Commission Urges Taxing Drivers More

March 16, 2009

Commission Urges Taxing Drivers More

By Christopher Conkey

WASHINGTON — The government should make it a lot more expensive for Americans to drive and should install devices in cars that levy a fee for every mile traveled, according to a report being released Thursday by a congressionally chartered commission.

The report lands in the middle of debate over how to pay for roads and other transportation projects and recommends an array of potentially controversial increases in the cost of driving.

Among the proposals: raising the 18.4 cents-a-gallon federal gasoline tax by 10 cents, or 54%, and then indexing future increases to inflation. The study estimates that would cost American households about $9 more a month. The plan also calls for adding 15 cents a gallon to the 24.4 cents-a-gallon tax on diesel fuel.

[re-paving the way]

Longer term, the study calls for shifting away by 2020 from a fuel-tax system to a technology-enabled system that levies taxes based on how many miles people drive.

The Obama administration has expressed opposition to increasing gasoline taxes and to the idea of taxing motorists per mile driven.

The recently passed stimulus bill devotes more than $45 billion to transportation projects, but officials say significant cuts in other transportation funding are in store. Last year, Congress temporarily patched an $8 billion shortfall caused by a slump in fuel-tax revenue after Americans cut back on driving as the economy slowed and fuel prices surged.

The Obama administration has said the current gas-tax structure is becoming obsolete but it hasn’t put forward any fix, saying it will consult with Congress this year before taking action.

“The situation we’re faced with on surface transportation…is complex, difficult and important. … We’re looking at every option,” said Bill Adams a spokesman for Transportation Secretary Ray LaHood. “We’re not going to be ready overnight.”

The bipartisan National Surface Transportation Infrastructure Financing Commission began studying the transportation-funding problem two years ago at the behest of Congressional leaders. Congress often uses such commissions to generate ideas for solving politically touchy problems.

The commission’s report says if current policies aren’t changed, the gas tax and other federal revenue streams will generate about $32 billion annually in the years ahead, far below the $100 billion required to address the nation’s transportation needs.

In addition, the commission says the government should make it easier for states to put tolls on all sorts of roads, including those that are currently free. It also says private interests should be encouraged to invest more in transportation projects.

Private investors are pushing Congress to give businesses a greater role in funding transportation projects, as Australia, Canada and many other countries have. In his confirmation hearing last month, Mr. LaHood signaled interest in allowing private firms to construct or manage more of the nation’s highways and other infrastructure. His spokesman declined to comment directly on the issue Wednesday.
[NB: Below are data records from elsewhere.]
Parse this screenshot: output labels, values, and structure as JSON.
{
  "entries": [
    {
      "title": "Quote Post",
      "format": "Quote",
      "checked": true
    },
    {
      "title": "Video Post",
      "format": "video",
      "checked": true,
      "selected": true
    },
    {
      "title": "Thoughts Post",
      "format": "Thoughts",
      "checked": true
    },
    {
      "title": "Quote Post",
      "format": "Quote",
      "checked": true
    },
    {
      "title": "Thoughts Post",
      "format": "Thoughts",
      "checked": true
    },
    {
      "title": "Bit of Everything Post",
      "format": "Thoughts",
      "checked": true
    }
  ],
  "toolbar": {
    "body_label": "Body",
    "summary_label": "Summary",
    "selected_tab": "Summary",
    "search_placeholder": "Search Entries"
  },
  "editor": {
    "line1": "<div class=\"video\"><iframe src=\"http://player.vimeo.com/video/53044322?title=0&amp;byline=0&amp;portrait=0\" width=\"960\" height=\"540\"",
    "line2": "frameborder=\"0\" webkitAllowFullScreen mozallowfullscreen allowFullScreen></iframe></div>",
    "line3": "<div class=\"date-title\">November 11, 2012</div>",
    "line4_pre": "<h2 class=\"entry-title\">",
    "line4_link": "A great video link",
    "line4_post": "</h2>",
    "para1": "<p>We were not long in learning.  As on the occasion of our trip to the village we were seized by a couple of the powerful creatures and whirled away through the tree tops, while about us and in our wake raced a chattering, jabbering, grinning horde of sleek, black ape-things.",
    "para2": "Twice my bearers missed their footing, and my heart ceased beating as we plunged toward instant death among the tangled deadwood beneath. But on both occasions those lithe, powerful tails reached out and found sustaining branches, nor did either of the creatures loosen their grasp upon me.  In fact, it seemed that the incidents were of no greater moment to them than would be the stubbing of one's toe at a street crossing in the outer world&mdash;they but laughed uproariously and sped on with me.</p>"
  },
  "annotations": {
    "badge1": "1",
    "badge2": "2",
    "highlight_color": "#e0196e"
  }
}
“There’s an awful lot of private-sector money that’s waiting to go into infrastructure,” said Christopher Lee, founder and managing partner of Highstar Capital, a New York-based private-equity firm. Highstar says it has invested $6 billion in ports and other infrastructure over the last two years, including its acquisition of U.S. properties previously owned by Dubai Ports World. “The U.S. could do a better job of accessing that capital.”